There are other worthy works on the disc as well.  Armenian composer Tigran Mansurian (b. 1939) contributes two works to the album, Tagh for the Funeral of the Lord for viola and percussion, and Three Arias (Sung out the window facing Mount Ararat) for viola and chamber orchestra.  If Olivero’s musical palette might be described in visual terms as being more symbolist or abstract, then Mansurian’s contributions to the album lay more in the realist school and more traditionally Romantic in thrust.  Clearly, Mansurian, like Olivero, reveled in the opportunity to write for such an artist as Kashkashian, and the singing lines that he gives her to play are clearly aimed at her strengths in realizing vocal lines on a stringed instrument (a trait often sought, be less often found).

The disc is rounded out by a Mansurian arrangement of Oror by the Armenian composer Komitas played with quiet elegance on the piano by Mansurian, and Eitan Steinberg’s Rava Deravin for viola and string quartet, performed by Kim Kashkashian with the Kuss Quartett. Originally written for voice, flute, clarinet, string trio and piano in 2001, it was transcribed by the composer for the present combination in 2003.  This last work is striking in the variety of sonorities that the composer is able to wring out the string quartet – an ensemble with no shortage of great works written for it, and virtually every trick in the book has been tried already – and a piece for solo viola and string quartet is a welcome addition to the repertoire, especially with orchestras less and less easy to come by to perform with.  In a way, Rava Deravin is a cyclical return to the materials of the opening work on the disc, since it pits largely block sonorities in the quartet against flittering and singing lines in the solo viola.

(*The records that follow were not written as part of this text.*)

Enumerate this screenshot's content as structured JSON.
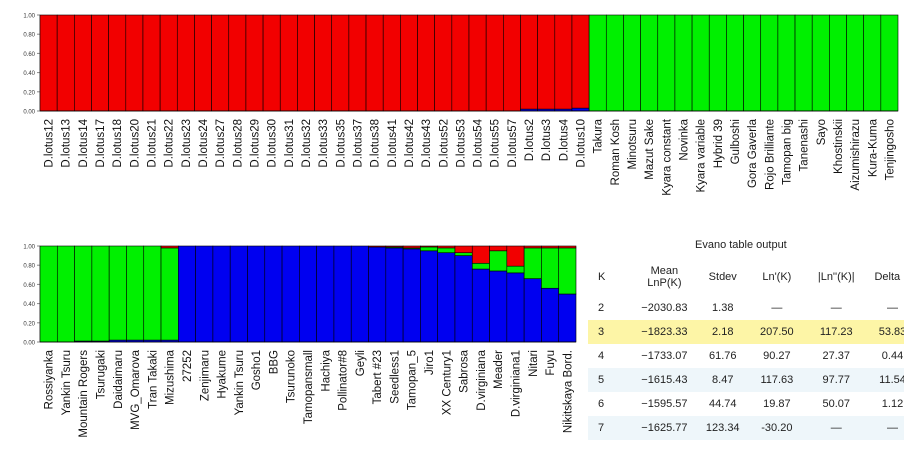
{
  "colors": {
    "red": "#f20000",
    "green": "#00f000",
    "blue": "#0000f0",
    "highlight": "#fdf5a6",
    "stripe": "#eef6fa"
  },
  "chart_data": [
    {
      "type": "bar",
      "stacked": true,
      "ylim": [
        0,
        1
      ],
      "yticks": [
        "0.00",
        "0.20",
        "0.40",
        "0.60",
        "0.80",
        "1.00"
      ],
      "categories": [
        "D.lotus12",
        "D.lotus13",
        "D.lotus14",
        "D.lotus17",
        "D.lotus18",
        "D.lotus20",
        "D.lotus21",
        "D.lotus22",
        "D.lotus23",
        "D.lotus24",
        "D.lotus27",
        "D.lotus28",
        "D.lotus29",
        "D.lotus30",
        "D.lotus31",
        "D.lotus32",
        "D.lotus33",
        "D.lotus35",
        "D.lotus37",
        "D.lotus38",
        "D.lotus41",
        "D.lotus42",
        "D.lotus43",
        "D.lotus52",
        "D.lotus53",
        "D.lotus54",
        "D.lotus55",
        "D.lotus57",
        "D.lotus2",
        "D.lotus3",
        "D.lotus4",
        "D.lotus10",
        "Takura",
        "Roman Kosh",
        "Minotsuru",
        "Mazut Sake",
        "Kyara constant",
        "Novinka",
        "Kyara variable",
        "Hybrid 39",
        "Gulboshi",
        "Gora Gaverla",
        "Rojo Brilliante",
        "Tamopan big",
        "Tanenashi",
        "Sayo",
        "Khostinskii",
        "Aizumishirazu",
        "Kura-Kuma",
        "Tenjingosho"
      ],
      "series": [
        {
          "color": "blue",
          "values": [
            0,
            0,
            0,
            0,
            0,
            0,
            0,
            0,
            0,
            0,
            0,
            0,
            0,
            0,
            0,
            0,
            0,
            0,
            0,
            0,
            0,
            0,
            0,
            0,
            0,
            0,
            0,
            0,
            0.02,
            0.02,
            0.02,
            0.03,
            0,
            0,
            0,
            0,
            0,
            0,
            0,
            0,
            0,
            0,
            0,
            0,
            0,
            0,
            0,
            0,
            0,
            0
          ]
        },
        {
          "color": "green",
          "values": [
            0,
            0,
            0,
            0,
            0,
            0,
            0,
            0,
            0,
            0,
            0,
            0,
            0,
            0,
            0,
            0,
            0,
            0,
            0,
            0,
            0,
            0,
            0,
            0,
            0,
            0,
            0,
            0,
            0,
            0,
            0,
            0,
            1,
            1,
            1,
            1,
            1,
            1,
            1,
            1,
            1,
            1,
            1,
            1,
            1,
            1,
            1,
            1,
            1,
            1
          ]
        },
        {
          "color": "red",
          "values": [
            1,
            1,
            1,
            1,
            1,
            1,
            1,
            1,
            1,
            1,
            1,
            1,
            1,
            1,
            1,
            1,
            1,
            1,
            1,
            1,
            1,
            1,
            1,
            1,
            1,
            1,
            1,
            1,
            0.98,
            0.98,
            0.98,
            0.97,
            0,
            0,
            0,
            0,
            0,
            0,
            0,
            0,
            0,
            0,
            0,
            0,
            0,
            0,
            0,
            0,
            0,
            0
          ]
        }
      ]
    },
    {
      "type": "bar",
      "stacked": true,
      "ylim": [
        0,
        1
      ],
      "yticks": [
        "0.00",
        "0.20",
        "0.40",
        "0.60",
        "0.80",
        "1.00"
      ],
      "categories": [
        "Rossiyanka",
        "Yankin Tsuru",
        "Mountain Rogers",
        "Tsurugaki",
        "Daidaimaru",
        "MVG_Omarova",
        "Tran Takaki",
        "Mizushima",
        "27252",
        "Zenjimaru",
        "Hyakume",
        "Yankin Tsuru",
        "Gosho1",
        "BBG",
        "Tsurunoko",
        "Tamopansmall",
        "Hachiya",
        "Pollinator#8",
        "Geyli",
        "Tabert #23",
        "Seedless1",
        "Tamopan_5",
        "Jiro1",
        "XX Century1",
        "Sabrosa",
        "D.virginiana",
        "Meader",
        "D.virginiana1",
        "Nitari",
        "Fuyu",
        "Nikitskaya Bord."
      ],
      "series": [
        {
          "color": "blue",
          "values": [
            0,
            0,
            0.01,
            0.01,
            0.02,
            0.02,
            0.02,
            0.02,
            1,
            1,
            1,
            1,
            1,
            1,
            1,
            1,
            1,
            1,
            1,
            0.99,
            0.98,
            0.97,
            0.95,
            0.93,
            0.9,
            0.76,
            0.74,
            0.72,
            0.66,
            0.56,
            0.5
          ]
        },
        {
          "color": "green",
          "values": [
            1,
            1,
            0.99,
            0.99,
            0.98,
            0.98,
            0.98,
            0.96,
            0,
            0,
            0,
            0,
            0,
            0,
            0,
            0,
            0,
            0,
            0,
            0,
            0.01,
            0.01,
            0.04,
            0.05,
            0.03,
            0.06,
            0.21,
            0.07,
            0.32,
            0.42,
            0.48
          ]
        },
        {
          "color": "red",
          "values": [
            0,
            0,
            0,
            0,
            0,
            0,
            0,
            0.02,
            0,
            0,
            0,
            0,
            0,
            0,
            0,
            0,
            0,
            0,
            0,
            0.01,
            0.01,
            0.02,
            0.01,
            0.02,
            0.07,
            0.18,
            0.05,
            0.21,
            0.02,
            0.02,
            0.02
          ]
        }
      ]
    }
  ],
  "evano": {
    "title": "Evano table output",
    "headers": [
      "K",
      "Mean LnP(K)",
      "Stdev",
      "Ln'(K)",
      "|Ln''(K)|",
      "Delta K"
    ],
    "rows": [
      [
        "2",
        "−2030.83",
        "1.38",
        "—",
        "—",
        "—"
      ],
      [
        "3",
        "−1823.33",
        "2.18",
        "207.50",
        "117.23",
        "53.83"
      ],
      [
        "4",
        "−1733.07",
        "61.76",
        "90.27",
        "27.37",
        "0.44"
      ],
      [
        "5",
        "−1615.43",
        "8.47",
        "117.63",
        "97.77",
        "11.54"
      ],
      [
        "6",
        "−1595.57",
        "44.74",
        "19.87",
        "50.07",
        "1.12"
      ],
      [
        "7",
        "−1625.77",
        "123.34",
        "-30.20",
        "—",
        "—"
      ]
    ]
  }
}
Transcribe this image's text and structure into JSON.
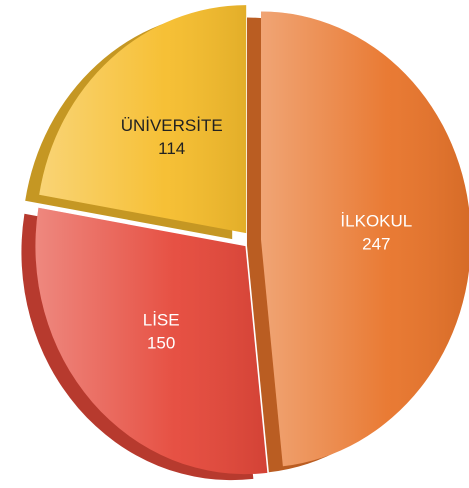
{
  "chart_data": {
    "type": "pie",
    "categories": [
      "İLKOKUL",
      "LİSE",
      "ÜNİVERSİTE"
    ],
    "values": [
      247,
      150,
      114
    ],
    "colors": [
      "#e8742a",
      "#e5483a",
      "#f6bd2c"
    ]
  }
}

What a revelation this music is!  It reflects the spiritual aspirations and profound losses of several groups of dispossessed or subjugated peoples through that most intimate of musical utterances, the human voice, but at a slightly greater distance with the added layer of the stringed instrument standing in for the vocal line.  Prayers become songs, and through their transcription to the instrumental become songs without words, and achieve perhaps even greater significance.